Selective Carotid Shunting Based on Intraoperative Transcranial Doppler during Carotid Endarterectomy
장재석, 권오춘, 이섭, 전윤호
대구가톨릭대학교 의과대학 흉부외과학교실
Background : Neurological monitoring during carotid endarterectomy(CEA) is essential for carotid shunt placement. However, variable neurological monitoring techniques are available and none of the monitoring is perfect. And there is no clear evidence of routine shunting during CEA because of shunt-related devastating complication. This study aims to investigate our selective shunting strategy during CEA based on intraoperative transcranial doppler (TCD) monitoring and analyze risk factors of early postoperative neurologic complication.
Methods : We reviewed the medical records of 44 patients (mean age : 69.5±7.3 years, Male:Female=33:11) who underwent CEA from November 2009 to August 2014 at out center. Our strategy of intraoperative neurologic monitoring was TCD and we selectively used shunt in cases of poor temporal window or decrease of mean flow velocity under 30% of baseline flow.

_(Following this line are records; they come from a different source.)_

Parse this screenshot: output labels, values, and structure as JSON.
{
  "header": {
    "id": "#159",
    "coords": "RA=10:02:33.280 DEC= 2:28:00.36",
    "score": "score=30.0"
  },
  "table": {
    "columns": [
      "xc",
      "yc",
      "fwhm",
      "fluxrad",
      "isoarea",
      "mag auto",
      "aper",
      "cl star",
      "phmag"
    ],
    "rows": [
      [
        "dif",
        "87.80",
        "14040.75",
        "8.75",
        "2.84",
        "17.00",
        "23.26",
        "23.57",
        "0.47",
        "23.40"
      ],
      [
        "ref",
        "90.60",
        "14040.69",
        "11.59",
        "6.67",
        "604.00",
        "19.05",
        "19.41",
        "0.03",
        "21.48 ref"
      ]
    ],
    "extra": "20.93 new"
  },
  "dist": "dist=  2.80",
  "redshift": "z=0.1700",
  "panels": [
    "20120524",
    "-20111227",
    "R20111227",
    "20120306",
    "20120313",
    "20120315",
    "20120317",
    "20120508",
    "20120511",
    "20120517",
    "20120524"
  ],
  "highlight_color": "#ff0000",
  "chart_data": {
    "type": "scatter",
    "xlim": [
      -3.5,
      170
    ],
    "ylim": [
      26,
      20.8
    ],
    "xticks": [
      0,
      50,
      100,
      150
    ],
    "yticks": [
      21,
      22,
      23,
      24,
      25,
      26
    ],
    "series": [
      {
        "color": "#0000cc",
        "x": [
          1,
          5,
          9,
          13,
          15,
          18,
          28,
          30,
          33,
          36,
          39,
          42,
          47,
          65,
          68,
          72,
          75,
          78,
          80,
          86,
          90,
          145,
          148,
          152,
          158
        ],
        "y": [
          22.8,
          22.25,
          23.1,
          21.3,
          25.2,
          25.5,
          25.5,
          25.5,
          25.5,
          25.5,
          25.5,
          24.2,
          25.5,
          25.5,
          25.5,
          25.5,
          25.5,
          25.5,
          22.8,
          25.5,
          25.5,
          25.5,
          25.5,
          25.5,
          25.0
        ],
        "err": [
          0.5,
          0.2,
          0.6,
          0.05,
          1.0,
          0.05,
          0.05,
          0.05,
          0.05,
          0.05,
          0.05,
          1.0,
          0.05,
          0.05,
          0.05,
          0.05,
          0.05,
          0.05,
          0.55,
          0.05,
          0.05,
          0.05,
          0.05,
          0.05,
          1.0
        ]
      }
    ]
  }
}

Results : Preoperative atrial fibrillation was observed in 4 patients. Plaque ulceration was detected in 11 patients (24.4%) by preoperative CT imaging. High level stenosis (defined as stenosis above second Cervical spine) was observed in 16 patients (35.5%) and 18 patients had contralateral stenosis. 22 patients(50%) required shunt placement because of reduced TCD flow or poor temporal window. In patients without shunt placement, mean TCD flow velocity after clamping was 69.8% of baseline. 30-day mortality rate was 2.2% and cause of death was postoperative pneumonia. There was 3 cases (6.6%) of 30-day stroke and all cases were recorvered without disabling sequelae. Univariate analysis showed that preoperative atrial fibrillation was the only statistically significant (OR=4.0; P<0.001) risk factor for 30-day stroke. In Multivariate analysis, 30-day stroke rate was not significantly different in terms of shunt placement.
Conclusion : Intraoperative TCD monitoring-based selective shunting rather than routine shunting during CEA was feasible for cerebral protection.